Lebih dari lima ratus siswa dalam ruangan itu meninggalkan tempat itu dengan rapi dan urut, meski mulut mereka tak tahan untuk mengoceh sehingga suasana menjadi ramai dan riuh
" Kantin dulu yok guys," ujar Farisa kepada teman temannya.
" Lah kalu nanti ada guru gimana? " Tanya Ghea sedikit panik karena tidak pernah membolos kelas sebelumnya.
" Santai aja kalik, habis ini pelajaran Bu Yani, orangnya santai. Lagian gue sih yakin dia gak akan masuk," ujar Farisa dengan santai.
Mereka mengangguk dan menyetujui ide Farisa yang menggiurkan dan tentu mengenakkan bagi mereka. Ke enam anak itu berjalan menuju kantin dengan riang, saling bersenda gurau satu sama lain.
Mereka sampai di kantin dan langsung memesan minuman dan makanan kesukaan mereka, sembari menunggu merekapun melanjutkan obrolan mereka yang seru.
" Eh guys! Lagi ramai di grub ghibah Darrel!" seru Resya tiba tiba setelah melihat ke ponselnya. Para penggemar Darrel sering mengubah Nama grub sesuka hati hingga akhirnya diganti dengan nama tersebut
" Apaan?" tanya Ghea dengan antusias, jika sudah membahas Darrel, pastilah akan ramai.
" Dia keciduk pakai cincin si jari manis tangan kiri!" seru Resya dengan heboh.
" Hah? Dia udah nikah?" tanya Ghea dengan kaget.
" Bukan, bego! dia tunangan!" seru Resya lagi, sesaat kemudian gadis itu tampak lesu, mereka serempak melihat ke arah Luna, mereka saling pandang dan mengangguk lalu dengan sigap mengambil kedua tangan Luna dan memeriksanya.
" Kok gak ada?!" tanya Ghea dengan sebal, padahal mereka mengira Luna yang memakai pasangan cincin itu.
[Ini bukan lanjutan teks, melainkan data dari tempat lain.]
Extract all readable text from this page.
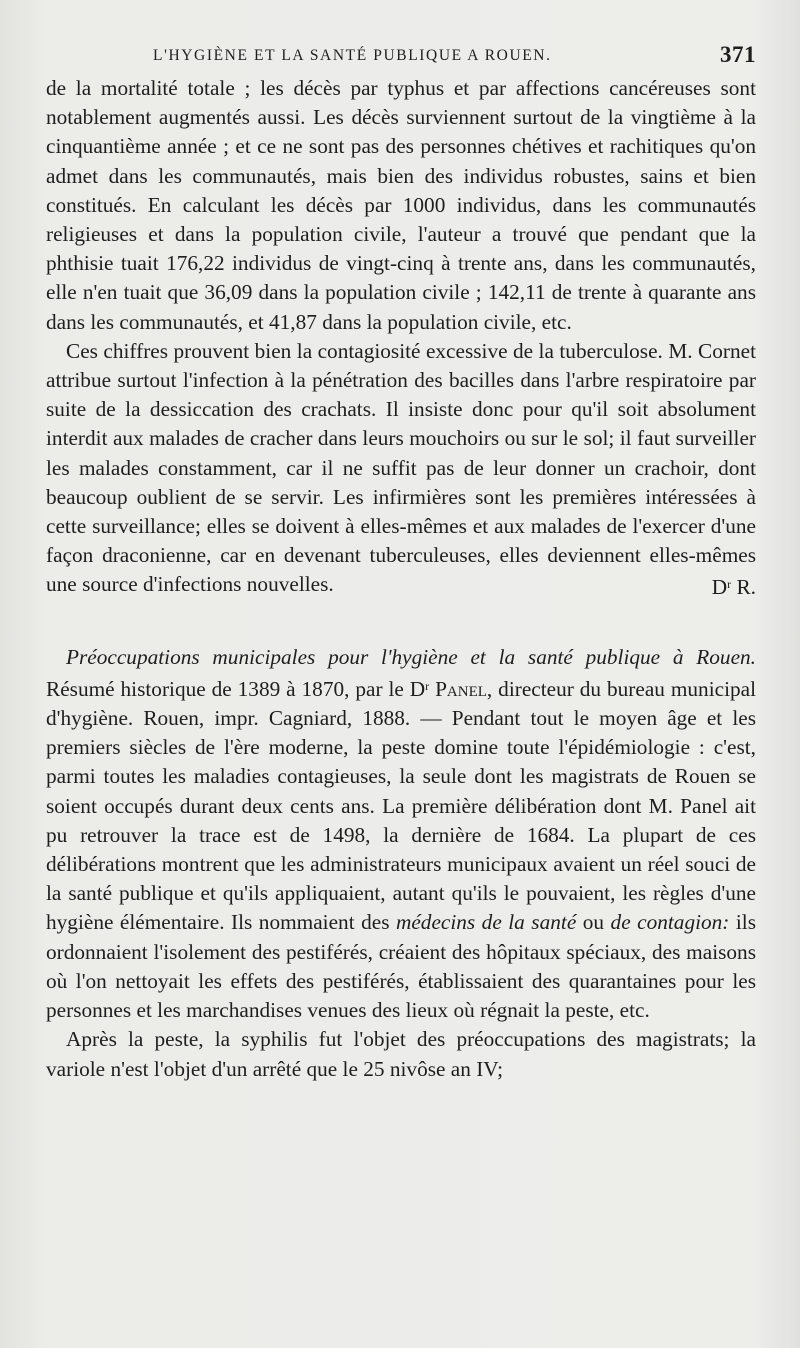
L'HYGIÈNE ET LA SANTÉ PUBLIQUE A ROUEN.	371

de la mortalité totale ; les décès par typhus et par affections cancéreuses sont notablement augmentés aussi. Les décès surviennent surtout de la vingtième à la cinquantième année ; et ce ne sont pas des personnes chétives et rachitiques qu'on admet dans les communautés, mais bien des individus robustes, sains et bien constitués. En calculant les décès par 1000 individus, dans les communautés religieuses et dans la population civile, l'auteur a trouvé que pendant que la phthisie tuait 176,22 individus de vingt-cinq à trente ans, dans les communautés, elle n'en tuait que 36,09 dans la population civile ; 142,11 de trente à quarante ans dans les communautés, et 41,87 dans la population civile, etc.

Ces chiffres prouvent bien la contagiosité excessive de la tuberculose. M. Cornet attribue surtout l'infection à la pénétration des bacilles dans l'arbre respiratoire par suite de la dessiccation des crachats. Il insiste donc pour qu'il soit absolument interdit aux malades de cracher dans leurs mouchoirs ou sur le sol; il faut surveiller les malades constamment, car il ne suffit pas de leur donner un crachoir, dont beaucoup oublient de se servir. Les infirmières sont les premières intéressées à cette surveillance; elles se doivent à elles-mêmes et aux malades de l'exercer d'une façon draconienne, car en devenant tuberculeuses, elles deviennent elles-mêmes une source d'infections nouvelles.	$D^r$ R.

Préoccupations municipales pour l'hygiène et la santé publique à Rouen. Résumé historique de 1389 à 1870, par le $D^r$ Panel, directeur du bureau municipal d'hygiène. Rouen, impr. Cagniard, 1888. — Pendant tout le moyen âge et les premiers siècles de l'ère moderne, la peste domine toute l'épidémiologie : c'est, parmi toutes les maladies contagieuses, la seule dont les magistrats de Rouen se soient occupés durant deux cents ans. La première délibération dont M. Panel ait pu retrouver la trace est de 1498, la dernière de 1684. La plupart de ces délibérations montrent que les administrateurs municipaux avaient un réel souci de la santé publique et qu'ils appliquaient, autant qu'ils le pouvaient, les règles d'une hygiène élémentaire. Ils nommaient des médecins de la santé ou de contagion: ils ordonnaient l'isolement des pestiférés, créaient des hôpitaux spéciaux, des maisons où l'on nettoyait les effets des pestiférés, établissaient des quarantaines pour les personnes et les marchandises venues des lieux où régnait la peste, etc.

Après la peste, la syphilis fut l'objet des préoccupations des magistrats; la variole n'est l'objet d'un arrêté que le 25 nivôse an IV;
" Lah? Apa hubungannya sama gue? " tanya Luna dengan heran, meski dia tahu yang mereka maksud.
" Ya kan Lo yang deket sam dia, siapa tahu Lo yang jadi tunanganya," ujar Resya menjelaskan maksud perlakuan mereka.
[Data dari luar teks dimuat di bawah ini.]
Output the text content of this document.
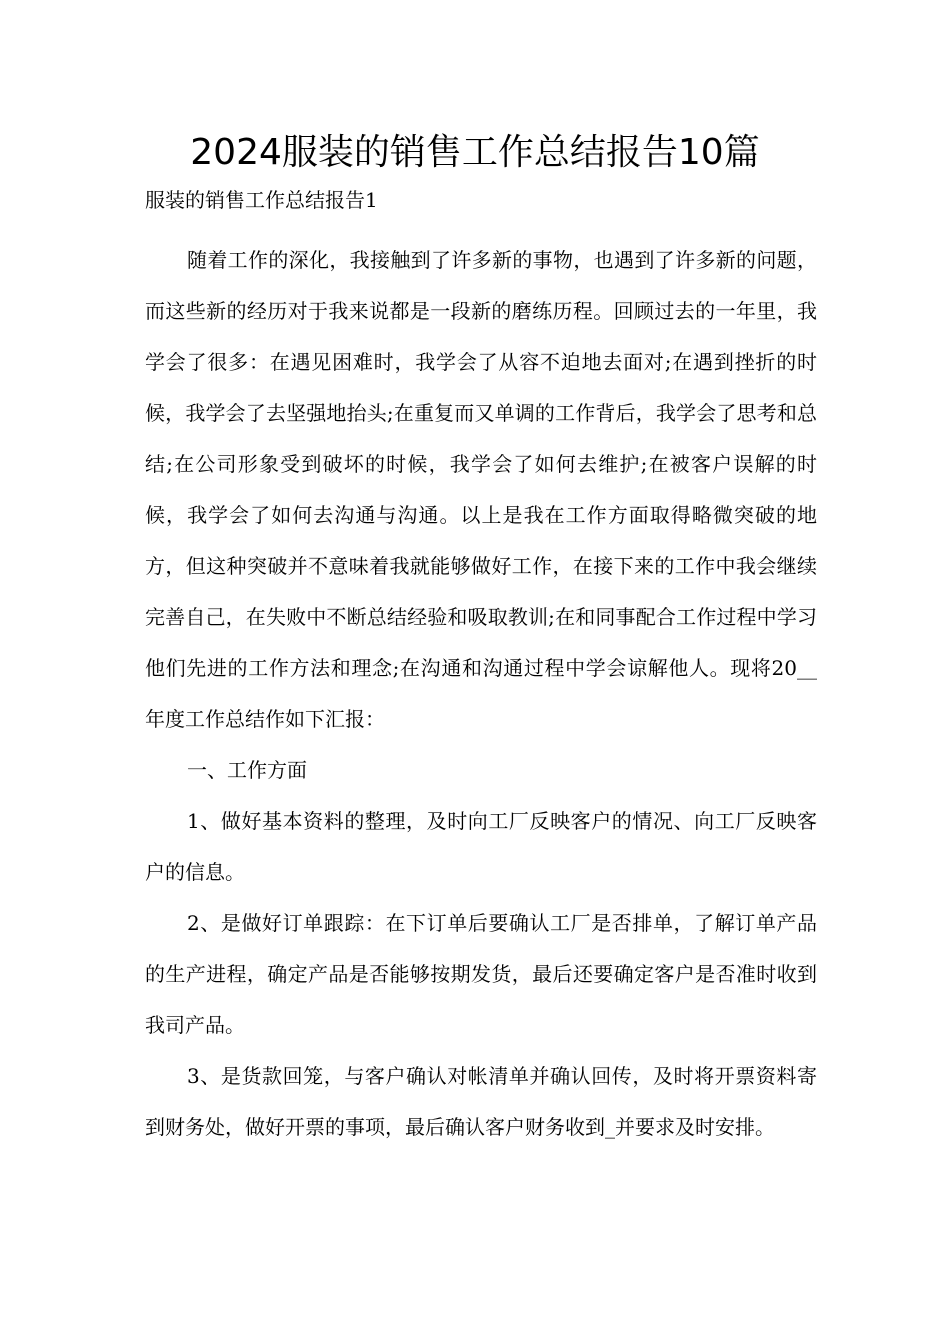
2024服装的销售工作总结报告10篇

服装的销售工作总结报告1

随着工作的深化，我接触到了许多新的事物，也遇到了许多新的问题，而这些新的经历对于我来说都是一段新的磨练历程。回顾过去的一年里，我学会了很多：在遇见困难时，我学会了从容不迫地去面对;在遇到挫折的时候，我学会了去坚强地抬头;在重复而又单调的工作背后，我学会了思考和总结;在公司形象受到破坏的时候，我学会了如何去维护;在被客户误解的时候，我学会了如何去沟通与沟通。以上是我在工作方面取得略微突破的地方，但这种突破并不意味着我就能够做好工作，在接下来的工作中我会继续完善自己，在失败中不断总结经验和吸取教训;在和同事配合工作过程中学习他们先进的工作方法和理念;在沟通和沟通过程中学会谅解他人。现将20__年度工作总结作如下汇报：

一、工作方面

1、做好基本资料的整理，及时向工厂反映客户的情况、向工厂反映客户的信息。

2、是做好订单跟踪：在下订单后要确认工厂是否排单，了解订单产品的生产进程，确定产品是否能够按期发货，最后还要确定客户是否准时收到我司产品。

3、是货款回笼，与客户确认对帐清单并确认回传，及时将开票资料寄到财务处，做好开票的事项，最后确认客户财务收到_并要求及时安排。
" Kan gue pernah bilang, Kak Darrel itu sahabatnya abang gue, " ujar Luna dengan wajah malasnya, membuat Resya dan Ghea memanggut manggutkan kepalanya.
" kalau gue tahu ceweknya, pasti gue pites tuh cewek dan rebut tuh cincin biar gue jadi tunanganya," ujar Resya dengan gemas
" Boleh lah Lo jadi tunangan, tapi gue jadi istrinya, hahahha," ujar Ghea dengan senang.
Luna hanya melihat keduanya dengan heran, nasib baik mereka tidk tahu kekasih Darrel ada disini, kalau tidak, habislah Luna.